Frammento di Ordamoris – racconto di Silvia Tebaldi

Frammento di Ordamoris – racconto di Silvia Tebaldi

Nacqui di doppia nascita, così mi disse Omnht. Nel dare a luce mia madre morì, e con lei il mio fratello gemello: per questo portai in me l’un sesso e l’altro.
Omnht mi insegnava gli astri e le tinture; mi insegnava le bestie, le piante e i loro frutti. Appresi i nomi e appresi a fare i segni.
Si lavorava il campo […] alla larga dalla città dell’uomo, non è luogo per gente come te. Così diceva Omnht, che mi allevò.
Non temere la morte, non temere neppure la paura. Salda il respiro alla volta del cielo. Dico a te, dico a te che leggi.
Venne un autunno senza estate, uomini in armi e sangue sulla terra. In cinque camminammo verso il mare: immagina una striscia di fuoco bianco.
Curai le piaghe di un ferito. A notte vidi uno scudo tondo, grande dal gomito alla mano. E sullo scudo il sole, la luna e le sette stelle. Mi destai.
Credimi, non si muore. Affondai nella luce.

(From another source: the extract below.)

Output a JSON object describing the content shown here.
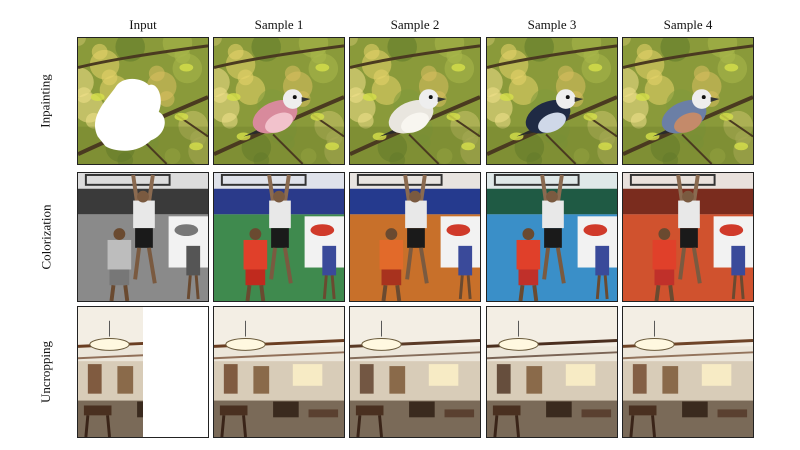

Riemersi all’ombra di un’arcata; nel portico, donne intente a filare. Sul mio polso era avvolta una risca, una correia, con il nome di Omnht in punti cuciti: erano dieci donne e non conoscevano quei segni, pure mi diedero rifugio.
Presto imparai la loro lingua. Parlavano di un dio come lo conoscessero.
Lavorai sulla terra, appresi gli inchiostri e la scrittura. Stelle e tinture già le conoscevo, come il disco celeste nel respiro, e mi fu dato il nome di Ordamoris.
Attorno era una città detta Venezia, canali e barche, oro e alghe. Cosa sia una città […] solo dirò che scampammo la peste, che il grande male è iniquità e violenza, dominio di vivente su vivente. Ma tu non fare il male e non temere: non temere natura […] transamorem […] è fuoco bianco. Luego de todo vince sempre lei.
[…]
E ancora sprofondai nella luce.

Tornai nel mondo ed era una città: anche qui barche e acqua, anche qui fame d’oro e di dominio. Civitas […]t damnatio existentiae […] per gente come me. Io ricordavo inchiostri e spezie, le lingue degli uomini, gli astri e il nascondimento: lasciai quella città, Amsterdam il suo nome, andai per terre basse e mai dicevo di Omnht, delle dieci sorelle, e come non avessi […] aiutava. Chi dice che tutto è marcio sta mentendo.
Mi accolsero uno speziale e sua moglie, erano in lutto per un figlio bambino.
Quel luogo si chiamava La Haia. Fui copista e lavorante in bottega. Preparavo le tinte, pestai spezie e pigmenti.
Lì presso era a pigione uno studioso, amico dello speziale. Scriveva, soldi ne aveva pochi, io preparavo e gli portavo l’inchiostro. Era malato, ma immagina un tempio in una valle deserta.
Mai mi fece domande […] mi disse che oltre un certo segno non vi sono concetti, forme o gerarchie: ma solo vi è una velocità infinita, solo è come una musica, come astri, come archi e vento. Parlammo allora del fuoco bianco.
Mi disse che a breve sarebbe morto, che già aveva […] e avrebbero raccolto le sue carte, lo speziale assieme a un altro amico, per metterle al riparo.
C’era un mazzo di fogli, erano i suoi disegni a fusaggine e inchiostro. Mi chiese di legarli in un quaderno. Disse: tienili assieme, Ordamoris.
Io cucii in un quaderno i suoi disegni. Restai nei pressi, curai che avesse il necessario. Dopo due giorni cadde nella luce.
I suoi panni, una fibbia, la sua cassetta di aggeggi – era stato, per sostentarsi, tornitore di lenti – ciò venne inventariato poi venduto, così da provvedere alla sepoltura. Ma le sue carte già erano al sicuro, subito poste in salvo e […]


[Frammento manoscritto sul recto di un foglio in carta orientale di lino, il cui verso è incollato per rinforzo alla controguardia posteriore della legatura, in pergamena semirigida, di un volume miscellaneo (minute di istrumenti vari, legazione pontificia bolognese, inizio del secolo XVIII). Scrittura corsiva a inchiostro scuro; lacune da scoloritura, per reazione tra inchiostro e colla, qui indicate con parentesi quadre. Nel verso del foglio, incollato al contropiatto del volume, si intravvede il prosieguo della scrittura; ne è leggibile solo la prima riga, che reca scritto da altra mano coeva, in corpo minore, La gloria es una forma de incomprension y quizàs la peor].